Most of the injuries occurred when a large metal fence separating spectators from the playing field in the Amman stadium collapsed during Friday night's unrest between fans of national teams Wehdat and Faisali, said police spokesman Col. Ahmed Abu-Hamad. Thirty policemen were among the injured, he said.
There is a long history of violence between supporters of the two teams, stemming in part from the decades of tension with Jordan's large Palestinian population, which includes an estimated 1.8 million refugees displaced after Israel's 1948 creation and their descendants.
Most of Faisali's players and fans are from native Jordanian Bedouin tribes. Most of Wehdat's players and fans are Palestinian.
Although most of Jordan's Palestinians - excluding natives of the Gaza Strip - carry Jordanian passports and enjoy citizenship rights unmatched by other Arab host governments, many of them complain that they are barred from taking up security and army posts or holding other top positions in the Jordanian government.
Native Jordanians feel the Palestinian refugees have no allegiance to the country.
In a match last year between the same teams, Faisali fans chanted slogans deriding the Palestinian origin of King Abdullah II's wife, Queen Rania, and their son Crown Prince Hussein - an episode that even got a mention in one of the U.S. diplomatic memos released by the WikiLeaks website.
In the document, American diplomats said they were ''puzzled'' by the king's failure to respond to the ''verbal attack on his family.''
On Saturday, police questioned a dozen people suspected of sparking the clashes.
The violence broke out after Wehdat beat Faisali 1-0 in a crucial qualifying game for the national league.

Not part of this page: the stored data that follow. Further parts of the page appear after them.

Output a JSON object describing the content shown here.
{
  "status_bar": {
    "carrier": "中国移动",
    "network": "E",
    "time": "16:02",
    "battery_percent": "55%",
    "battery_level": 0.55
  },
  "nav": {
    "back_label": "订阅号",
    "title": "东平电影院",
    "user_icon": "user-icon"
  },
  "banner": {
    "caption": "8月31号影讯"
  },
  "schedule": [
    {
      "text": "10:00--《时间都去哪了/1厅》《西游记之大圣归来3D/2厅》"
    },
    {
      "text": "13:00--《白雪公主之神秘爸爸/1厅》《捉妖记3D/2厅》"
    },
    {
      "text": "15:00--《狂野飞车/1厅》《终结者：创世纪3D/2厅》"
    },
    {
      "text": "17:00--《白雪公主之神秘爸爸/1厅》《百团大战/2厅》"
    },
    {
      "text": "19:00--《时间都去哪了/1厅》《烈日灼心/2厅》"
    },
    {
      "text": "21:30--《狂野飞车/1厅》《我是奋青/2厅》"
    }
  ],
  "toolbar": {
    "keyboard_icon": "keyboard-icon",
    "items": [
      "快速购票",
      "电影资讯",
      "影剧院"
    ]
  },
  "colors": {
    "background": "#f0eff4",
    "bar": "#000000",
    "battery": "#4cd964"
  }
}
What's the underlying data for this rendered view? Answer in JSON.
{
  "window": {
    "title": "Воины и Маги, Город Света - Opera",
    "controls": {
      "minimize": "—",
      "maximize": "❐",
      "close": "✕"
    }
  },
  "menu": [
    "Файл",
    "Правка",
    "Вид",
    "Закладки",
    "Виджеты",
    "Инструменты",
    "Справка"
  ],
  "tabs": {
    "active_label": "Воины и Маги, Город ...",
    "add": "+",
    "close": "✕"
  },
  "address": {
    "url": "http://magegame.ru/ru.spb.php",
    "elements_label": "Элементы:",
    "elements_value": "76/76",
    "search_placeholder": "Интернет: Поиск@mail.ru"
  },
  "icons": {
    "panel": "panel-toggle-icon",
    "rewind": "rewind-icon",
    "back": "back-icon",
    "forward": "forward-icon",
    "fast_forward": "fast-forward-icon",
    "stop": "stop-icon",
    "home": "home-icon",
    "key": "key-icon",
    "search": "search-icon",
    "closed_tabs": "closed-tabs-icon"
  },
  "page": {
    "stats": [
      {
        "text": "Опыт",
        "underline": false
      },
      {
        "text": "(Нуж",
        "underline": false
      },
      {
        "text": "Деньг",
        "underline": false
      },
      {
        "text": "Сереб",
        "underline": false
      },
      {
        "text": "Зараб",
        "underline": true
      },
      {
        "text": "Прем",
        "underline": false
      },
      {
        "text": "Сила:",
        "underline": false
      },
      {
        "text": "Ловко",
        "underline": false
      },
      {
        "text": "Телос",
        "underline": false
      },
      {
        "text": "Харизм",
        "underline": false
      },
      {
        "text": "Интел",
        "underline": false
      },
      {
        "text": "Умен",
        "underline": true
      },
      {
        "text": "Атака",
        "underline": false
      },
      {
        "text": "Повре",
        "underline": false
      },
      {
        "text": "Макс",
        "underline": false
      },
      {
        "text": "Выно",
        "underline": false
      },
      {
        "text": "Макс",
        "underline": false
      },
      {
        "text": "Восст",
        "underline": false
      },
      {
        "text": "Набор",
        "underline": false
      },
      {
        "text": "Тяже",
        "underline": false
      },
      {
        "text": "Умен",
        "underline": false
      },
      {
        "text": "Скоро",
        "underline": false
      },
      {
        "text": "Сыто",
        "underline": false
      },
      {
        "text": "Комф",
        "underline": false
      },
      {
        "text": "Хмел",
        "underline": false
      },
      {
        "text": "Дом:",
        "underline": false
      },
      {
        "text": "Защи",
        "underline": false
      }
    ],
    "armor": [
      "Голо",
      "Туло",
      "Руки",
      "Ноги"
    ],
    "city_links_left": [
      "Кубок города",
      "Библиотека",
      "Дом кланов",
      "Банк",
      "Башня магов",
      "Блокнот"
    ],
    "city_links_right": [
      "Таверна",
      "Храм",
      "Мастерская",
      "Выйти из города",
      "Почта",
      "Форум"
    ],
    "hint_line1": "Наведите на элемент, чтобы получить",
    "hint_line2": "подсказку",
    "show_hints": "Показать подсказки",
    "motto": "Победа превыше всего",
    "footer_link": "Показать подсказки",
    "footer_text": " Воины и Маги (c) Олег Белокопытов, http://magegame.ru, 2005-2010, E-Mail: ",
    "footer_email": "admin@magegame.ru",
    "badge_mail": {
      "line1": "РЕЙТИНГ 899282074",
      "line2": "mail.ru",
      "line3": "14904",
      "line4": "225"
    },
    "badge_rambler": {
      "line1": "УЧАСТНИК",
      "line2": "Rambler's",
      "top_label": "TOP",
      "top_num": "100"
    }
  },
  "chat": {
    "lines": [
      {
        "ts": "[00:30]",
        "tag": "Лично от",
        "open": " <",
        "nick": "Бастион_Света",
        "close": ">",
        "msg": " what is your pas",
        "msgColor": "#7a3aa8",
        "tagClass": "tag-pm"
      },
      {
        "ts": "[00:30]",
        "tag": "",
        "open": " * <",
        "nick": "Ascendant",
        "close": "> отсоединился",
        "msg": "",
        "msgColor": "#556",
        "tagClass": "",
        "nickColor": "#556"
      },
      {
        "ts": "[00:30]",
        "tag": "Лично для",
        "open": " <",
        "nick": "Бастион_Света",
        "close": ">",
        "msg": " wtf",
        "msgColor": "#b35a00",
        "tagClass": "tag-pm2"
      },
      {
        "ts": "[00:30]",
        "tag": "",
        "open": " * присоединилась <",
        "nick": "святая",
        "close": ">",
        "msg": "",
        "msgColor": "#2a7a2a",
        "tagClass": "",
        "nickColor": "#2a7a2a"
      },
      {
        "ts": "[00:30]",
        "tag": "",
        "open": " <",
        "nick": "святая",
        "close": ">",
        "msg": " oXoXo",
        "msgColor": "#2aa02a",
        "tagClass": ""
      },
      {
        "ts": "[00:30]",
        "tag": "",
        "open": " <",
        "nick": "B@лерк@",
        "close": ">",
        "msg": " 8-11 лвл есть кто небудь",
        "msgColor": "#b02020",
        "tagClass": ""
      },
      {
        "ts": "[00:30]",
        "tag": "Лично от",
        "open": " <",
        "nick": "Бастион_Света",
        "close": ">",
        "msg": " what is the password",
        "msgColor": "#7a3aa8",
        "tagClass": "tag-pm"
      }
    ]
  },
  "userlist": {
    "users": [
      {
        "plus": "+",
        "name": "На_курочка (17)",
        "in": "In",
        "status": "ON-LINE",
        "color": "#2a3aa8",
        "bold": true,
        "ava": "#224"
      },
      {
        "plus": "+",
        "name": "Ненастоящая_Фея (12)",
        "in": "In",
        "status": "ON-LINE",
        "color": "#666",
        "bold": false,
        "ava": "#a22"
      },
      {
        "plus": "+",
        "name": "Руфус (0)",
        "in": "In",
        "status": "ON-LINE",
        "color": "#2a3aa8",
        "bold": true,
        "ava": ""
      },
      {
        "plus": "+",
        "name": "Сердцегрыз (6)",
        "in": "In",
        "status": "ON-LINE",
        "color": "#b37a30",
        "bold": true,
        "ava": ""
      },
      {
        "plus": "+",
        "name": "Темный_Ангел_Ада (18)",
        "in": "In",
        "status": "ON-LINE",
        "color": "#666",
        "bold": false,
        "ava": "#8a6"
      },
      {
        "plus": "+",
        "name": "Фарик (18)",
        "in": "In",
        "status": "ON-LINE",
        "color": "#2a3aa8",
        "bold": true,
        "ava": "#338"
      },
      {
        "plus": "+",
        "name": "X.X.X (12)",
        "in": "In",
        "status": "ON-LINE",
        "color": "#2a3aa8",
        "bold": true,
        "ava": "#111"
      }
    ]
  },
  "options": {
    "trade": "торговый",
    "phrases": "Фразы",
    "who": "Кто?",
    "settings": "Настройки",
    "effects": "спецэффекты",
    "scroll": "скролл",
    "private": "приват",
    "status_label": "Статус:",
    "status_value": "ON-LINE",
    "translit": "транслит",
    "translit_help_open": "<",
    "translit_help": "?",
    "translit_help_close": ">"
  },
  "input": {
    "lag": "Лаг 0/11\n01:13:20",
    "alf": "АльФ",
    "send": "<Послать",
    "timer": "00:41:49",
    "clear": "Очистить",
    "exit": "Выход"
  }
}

Faisali's supporters left the stadium first and began hurling bottles and stones at Wehdat's supporters from outside the stadium, triggering a stampede, said witness Ali Qasrawi.
Qasrawi, who was at the match, said police sealed off the stadium's exits, trapping Wehdat supporters inside, and fired tear gas.
''That triggered the collapse of the large metal fence, which fell on people and police forces under it,'' he said.
Abu-Hamad, the police spokesman, said the injured were taken to a hospital, some with serious injuries to the head and body. He declined to provide other details.